Ravenous went through its own hell getting made, with the first director fired only two weeks into shooting and Robert Carlyle fighting to get his business partner Antonia Byrd appointed director over the studio’s terrible replacement choice. Shooting ran into complications with the weather, with the warmest winter in a hundred years in Slovakia interfering with plans for a snowbound setting. But the film that emerged from this chaos is cohesive and clearly has somebody in the driver’s seat, keeping a control over the dark humor and horror. It manages to be queasy (this is about cannibalism, after all) but also hilarious thanks to the sly performances that always make sure viewers are in on how weird this all is. Carlyle is particularly delightful as he transitions from a terror-stricken man to a scenery chewing (or cast-chewing) bad guy delivering witty one liners. The score, a co-composition between Michael Nyman and Damon Albarn, is an absurdist classic that nails the bizarre tonal balance.

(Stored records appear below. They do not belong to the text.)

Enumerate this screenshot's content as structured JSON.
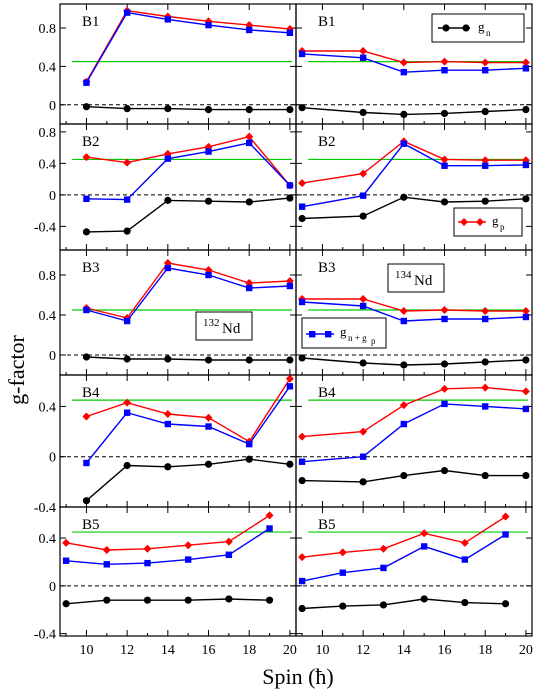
{
  "chart_data": {
    "type": "line",
    "ylabel": "g-factor",
    "xlabel": "Spin (ħ)",
    "xlim": [
      8.7,
      20.3
    ],
    "x_ticks": [
      10,
      12,
      14,
      16,
      18,
      20
    ],
    "x_tick_labels": [
      "10",
      "12",
      "14",
      "16",
      "18",
      "20"
    ],
    "grid": false,
    "reference_lines": {
      "green_level": 0.45,
      "dashed_zero": 0
    },
    "colors": {
      "g_n": "#000000",
      "g_p": "#ff0000",
      "g_np": "#0000ff",
      "reference": "#00cc00"
    },
    "legend_entries": [
      {
        "key": "g_n",
        "base": "g",
        "sub": "n"
      },
      {
        "key": "g_p",
        "base": "g",
        "sub": "p"
      },
      {
        "key": "g_np",
        "base": "g",
        "sub": "n + g",
        "subsub": "p"
      }
    ],
    "nucleus_labels": [
      {
        "mass": "132",
        "symbol": "Nd"
      },
      {
        "mass": "134",
        "symbol": "Nd"
      }
    ],
    "panels": [
      {
        "id": "B1_132",
        "band": "B1",
        "nucleus": "132Nd",
        "ylim": [
          -0.2,
          1.05
        ],
        "yticks": [
          0,
          0.4,
          0.8
        ],
        "ytick_labels": [
          "0",
          "0.4",
          "0.8"
        ],
        "series": [
          {
            "key": "g_n",
            "x": [
              10,
              12,
              14,
              16,
              18,
              20
            ],
            "y": [
              -0.02,
              -0.04,
              -0.04,
              -0.05,
              -0.05,
              -0.05
            ]
          },
          {
            "key": "g_p",
            "x": [
              10,
              12,
              14,
              16,
              18,
              20
            ],
            "y": [
              0.24,
              0.98,
              0.92,
              0.87,
              0.83,
              0.79
            ]
          },
          {
            "key": "g_np",
            "x": [
              10,
              12,
              14,
              16,
              18,
              20
            ],
            "y": [
              0.23,
              0.96,
              0.89,
              0.83,
              0.78,
              0.75
            ]
          }
        ]
      },
      {
        "id": "B1_134",
        "band": "B1",
        "nucleus": "134Nd",
        "ylim": [
          -0.2,
          1.05
        ],
        "yticks": [
          0,
          0.4,
          0.8
        ],
        "ytick_labels": [
          "",
          "",
          ""
        ],
        "series": [
          {
            "key": "g_n",
            "x": [
              9,
              12,
              14,
              16,
              18,
              20
            ],
            "y": [
              -0.03,
              -0.08,
              -0.1,
              -0.09,
              -0.07,
              -0.05
            ]
          },
          {
            "key": "g_p",
            "x": [
              9,
              12,
              14,
              16,
              18,
              20
            ],
            "y": [
              0.56,
              0.56,
              0.44,
              0.45,
              0.44,
              0.44
            ]
          },
          {
            "key": "g_np",
            "x": [
              9,
              12,
              14,
              16,
              18,
              20
            ],
            "y": [
              0.53,
              0.49,
              0.34,
              0.36,
              0.36,
              0.38
            ]
          }
        ]
      },
      {
        "id": "B2_132",
        "band": "B2",
        "nucleus": "132Nd",
        "ylim": [
          -0.7,
          0.9
        ],
        "yticks": [
          -0.4,
          0,
          0.4,
          0.8
        ],
        "ytick_labels": [
          "-0.4",
          "0",
          "0.4",
          "0.8"
        ],
        "series": [
          {
            "key": "g_n",
            "x": [
              10,
              12,
              14,
              16,
              18,
              20
            ],
            "y": [
              -0.47,
              -0.46,
              -0.07,
              -0.08,
              -0.09,
              -0.04
            ]
          },
          {
            "key": "g_p",
            "x": [
              10,
              12,
              14,
              16,
              18,
              20
            ],
            "y": [
              0.48,
              0.41,
              0.52,
              0.61,
              0.74,
              0.12
            ]
          },
          {
            "key": "g_np",
            "x": [
              10,
              12,
              14,
              16,
              18,
              20
            ],
            "y": [
              -0.05,
              -0.06,
              0.46,
              0.55,
              0.66,
              0.12
            ]
          }
        ]
      },
      {
        "id": "B2_134",
        "band": "B2",
        "nucleus": "134Nd",
        "ylim": [
          -0.7,
          0.9
        ],
        "yticks": [
          -0.4,
          0,
          0.4,
          0.8
        ],
        "ytick_labels": [
          "",
          "",
          "",
          ""
        ],
        "series": [
          {
            "key": "g_n",
            "x": [
              9,
              12,
              14,
              16,
              18,
              20
            ],
            "y": [
              -0.3,
              -0.27,
              -0.03,
              -0.09,
              -0.08,
              -0.05
            ]
          },
          {
            "key": "g_p",
            "x": [
              9,
              12,
              14,
              16,
              18,
              20
            ],
            "y": [
              0.15,
              0.27,
              0.68,
              0.45,
              0.44,
              0.44
            ]
          },
          {
            "key": "g_np",
            "x": [
              9,
              12,
              14,
              16,
              18,
              20
            ],
            "y": [
              -0.15,
              -0.01,
              0.65,
              0.37,
              0.37,
              0.38
            ]
          }
        ]
      },
      {
        "id": "B3_132",
        "band": "B3",
        "nucleus": "132Nd",
        "ylim": [
          -0.2,
          1.05
        ],
        "yticks": [
          0,
          0.4,
          0.8
        ],
        "ytick_labels": [
          "0",
          "0.4",
          "0.8"
        ],
        "series": [
          {
            "key": "g_n",
            "x": [
              10,
              12,
              14,
              16,
              18,
              20
            ],
            "y": [
              -0.02,
              -0.04,
              -0.04,
              -0.05,
              -0.05,
              -0.05
            ]
          },
          {
            "key": "g_p",
            "x": [
              10,
              12,
              14,
              16,
              18,
              20
            ],
            "y": [
              0.47,
              0.37,
              0.92,
              0.85,
              0.72,
              0.74
            ]
          },
          {
            "key": "g_np",
            "x": [
              10,
              12,
              14,
              16,
              18,
              20
            ],
            "y": [
              0.45,
              0.34,
              0.87,
              0.8,
              0.67,
              0.69
            ]
          }
        ]
      },
      {
        "id": "B3_134",
        "band": "B3",
        "nucleus": "134Nd",
        "ylim": [
          -0.2,
          1.05
        ],
        "yticks": [
          0,
          0.4,
          0.8
        ],
        "ytick_labels": [
          "",
          "",
          ""
        ],
        "series": [
          {
            "key": "g_n",
            "x": [
              9,
              12,
              14,
              16,
              18,
              20
            ],
            "y": [
              -0.03,
              -0.08,
              -0.1,
              -0.09,
              -0.07,
              -0.05
            ]
          },
          {
            "key": "g_p",
            "x": [
              9,
              12,
              14,
              16,
              18,
              20
            ],
            "y": [
              0.56,
              0.56,
              0.44,
              0.45,
              0.44,
              0.44
            ]
          },
          {
            "key": "g_np",
            "x": [
              9,
              12,
              14,
              16,
              18,
              20
            ],
            "y": [
              0.53,
              0.49,
              0.34,
              0.36,
              0.36,
              0.38
            ]
          }
        ]
      },
      {
        "id": "B4_132",
        "band": "B4",
        "nucleus": "132Nd",
        "ylim": [
          -0.4,
          0.65
        ],
        "yticks": [
          -0.4,
          0,
          0.4
        ],
        "ytick_labels": [
          "-0.4",
          "0",
          "0.4"
        ],
        "series": [
          {
            "key": "g_n",
            "x": [
              10,
              12,
              14,
              16,
              18,
              20
            ],
            "y": [
              -0.35,
              -0.07,
              -0.08,
              -0.06,
              -0.02,
              -0.06
            ]
          },
          {
            "key": "g_p",
            "x": [
              10,
              12,
              14,
              16,
              18,
              20
            ],
            "y": [
              0.32,
              0.43,
              0.34,
              0.31,
              0.12,
              0.62
            ]
          },
          {
            "key": "g_np",
            "x": [
              10,
              12,
              14,
              16,
              18,
              20
            ],
            "y": [
              -0.05,
              0.35,
              0.26,
              0.24,
              0.1,
              0.56
            ]
          }
        ]
      },
      {
        "id": "B4_134",
        "band": "B4",
        "nucleus": "134Nd",
        "ylim": [
          -0.4,
          0.65
        ],
        "yticks": [
          -0.4,
          0,
          0.4
        ],
        "ytick_labels": [
          "",
          "",
          ""
        ],
        "series": [
          {
            "key": "g_n",
            "x": [
              9,
              12,
              14,
              16,
              18,
              20
            ],
            "y": [
              -0.19,
              -0.2,
              -0.15,
              -0.11,
              -0.15,
              -0.15
            ]
          },
          {
            "key": "g_p",
            "x": [
              9,
              12,
              14,
              16,
              18,
              20
            ],
            "y": [
              0.16,
              0.2,
              0.41,
              0.54,
              0.55,
              0.52
            ]
          },
          {
            "key": "g_np",
            "x": [
              9,
              12,
              14,
              16,
              18,
              20
            ],
            "y": [
              -0.04,
              0.0,
              0.26,
              0.42,
              0.4,
              0.38
            ]
          }
        ]
      },
      {
        "id": "B5_132",
        "band": "B5",
        "nucleus": "132Nd",
        "ylim": [
          -0.42,
          0.66
        ],
        "yticks": [
          -0.4,
          0,
          0.4
        ],
        "ytick_labels": [
          "-0.4",
          "0",
          "0.4"
        ],
        "series": [
          {
            "key": "g_n",
            "x": [
              9,
              11,
              13,
              15,
              17,
              19
            ],
            "y": [
              -0.15,
              -0.12,
              -0.12,
              -0.12,
              -0.11,
              -0.12
            ]
          },
          {
            "key": "g_p",
            "x": [
              9,
              11,
              13,
              15,
              17,
              19
            ],
            "y": [
              0.36,
              0.3,
              0.31,
              0.34,
              0.37,
              0.59
            ]
          },
          {
            "key": "g_np",
            "x": [
              9,
              11,
              13,
              15,
              17,
              19
            ],
            "y": [
              0.21,
              0.18,
              0.19,
              0.22,
              0.26,
              0.48
            ]
          }
        ]
      },
      {
        "id": "B5_134",
        "band": "B5",
        "nucleus": "134Nd",
        "ylim": [
          -0.42,
          0.66
        ],
        "yticks": [
          -0.4,
          0,
          0.4
        ],
        "ytick_labels": [
          "",
          "",
          ""
        ],
        "series": [
          {
            "key": "g_n",
            "x": [
              9,
              11,
              13,
              15,
              17,
              19
            ],
            "y": [
              -0.19,
              -0.17,
              -0.16,
              -0.11,
              -0.14,
              -0.15
            ]
          },
          {
            "key": "g_p",
            "x": [
              9,
              11,
              13,
              15,
              17,
              19
            ],
            "y": [
              0.24,
              0.28,
              0.31,
              0.44,
              0.36,
              0.58
            ]
          },
          {
            "key": "g_np",
            "x": [
              9,
              11,
              13,
              15,
              17,
              19
            ],
            "y": [
              0.04,
              0.11,
              0.15,
              0.33,
              0.22,
              0.43
            ]
          }
        ]
      }
    ]
  }
}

Ravenous is an ideal Thanksgiving treat because it deals with eating and the March of American Colonial Progress. Yes, it’s nasty about both of them, but it is a horror film. It takes gluttony to a horrific extreme, interpreted through the inexorable charge to gobble up land. It’s damned smart, super odd, and often hysterical. It’s not for all, uhm, tastes, but I cannot imagine going through November without it. And if it’s to your, ahem, tastes, you’ll probably also make it a permanent part of monthly celebrations.